Richard Prince

Greeting Card, Set

Fireman pulling drunk out of burning bed...(Einzelmotiv)

A husband came home....(Einzelmotiv)

My father was never home...(Einzelmotiv)

3 Greeting cards with foil stamped joke, handwritten by the artist, in envelope, with book (signed)
Card size 21.60 × 14.00 cm
Signed and numbered in interior of card
Edition of 100 Single motif


Perfectly beautiful yet strangely faceless, interchangeable fashion models, bare-breasted, long-haired biker chicks posed provocatively on motorcycles ... such incarnations of male fantasies are a feature of many of the works of U.S. artist Richard Prince (born in 1949). He recycles found materials from American popular culture, most often ad images and magazine photos which he rephotographs, repaints or overpaints, arranges in collages or breaks down into fragments, thereby transforming them into works of art. Images of women representing various spheres of trivial culture, icons of advertising like the Marlboro Man, and figures borrowed from chauvinist cartoons are central motifs in his art.

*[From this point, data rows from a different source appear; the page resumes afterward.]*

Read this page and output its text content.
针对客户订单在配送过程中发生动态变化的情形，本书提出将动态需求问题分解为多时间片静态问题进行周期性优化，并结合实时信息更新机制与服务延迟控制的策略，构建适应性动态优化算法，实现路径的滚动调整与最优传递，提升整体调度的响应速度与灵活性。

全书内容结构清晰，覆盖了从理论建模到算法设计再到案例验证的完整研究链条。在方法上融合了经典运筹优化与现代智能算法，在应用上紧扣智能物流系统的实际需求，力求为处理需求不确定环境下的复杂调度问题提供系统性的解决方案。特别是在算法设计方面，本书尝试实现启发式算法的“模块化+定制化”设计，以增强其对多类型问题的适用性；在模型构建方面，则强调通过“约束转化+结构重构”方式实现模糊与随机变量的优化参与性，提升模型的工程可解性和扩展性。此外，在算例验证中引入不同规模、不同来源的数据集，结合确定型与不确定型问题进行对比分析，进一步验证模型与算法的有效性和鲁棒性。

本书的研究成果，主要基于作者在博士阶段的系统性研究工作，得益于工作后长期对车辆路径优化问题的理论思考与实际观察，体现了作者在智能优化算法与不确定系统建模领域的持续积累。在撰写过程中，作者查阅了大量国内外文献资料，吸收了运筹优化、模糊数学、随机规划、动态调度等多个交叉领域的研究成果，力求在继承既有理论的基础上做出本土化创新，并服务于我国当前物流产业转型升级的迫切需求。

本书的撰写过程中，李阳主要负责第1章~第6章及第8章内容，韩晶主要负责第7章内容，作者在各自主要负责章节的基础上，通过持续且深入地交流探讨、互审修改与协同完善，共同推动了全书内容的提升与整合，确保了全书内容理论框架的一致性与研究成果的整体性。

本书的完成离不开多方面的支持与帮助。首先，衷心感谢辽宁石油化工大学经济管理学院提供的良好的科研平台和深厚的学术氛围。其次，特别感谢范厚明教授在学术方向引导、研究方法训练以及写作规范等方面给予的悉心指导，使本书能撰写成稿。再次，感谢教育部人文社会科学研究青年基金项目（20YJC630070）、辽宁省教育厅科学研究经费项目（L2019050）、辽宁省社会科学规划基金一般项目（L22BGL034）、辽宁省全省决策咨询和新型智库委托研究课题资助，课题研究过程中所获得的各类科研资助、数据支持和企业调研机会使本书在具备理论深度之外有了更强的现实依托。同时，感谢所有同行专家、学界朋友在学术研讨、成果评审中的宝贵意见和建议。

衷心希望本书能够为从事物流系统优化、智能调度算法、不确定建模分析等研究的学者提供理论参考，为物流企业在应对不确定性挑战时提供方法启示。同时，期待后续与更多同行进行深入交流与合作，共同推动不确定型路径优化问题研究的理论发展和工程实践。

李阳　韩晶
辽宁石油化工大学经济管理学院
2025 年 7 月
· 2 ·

Our Collector’s Edition is also associated with the text-images from Richard Prince’s Jokes. Looking like classic Hallmark cards, three greeting cards each feature a joke handwritten by the artist. Here is the wording of the jokes, which have been chosen so that the laughter quickly ceases when one becomes aware of their meaning: My father was never home, he was always away drinking booze. He saw a sigh saying DRINK CANADA DRY. So he went up there.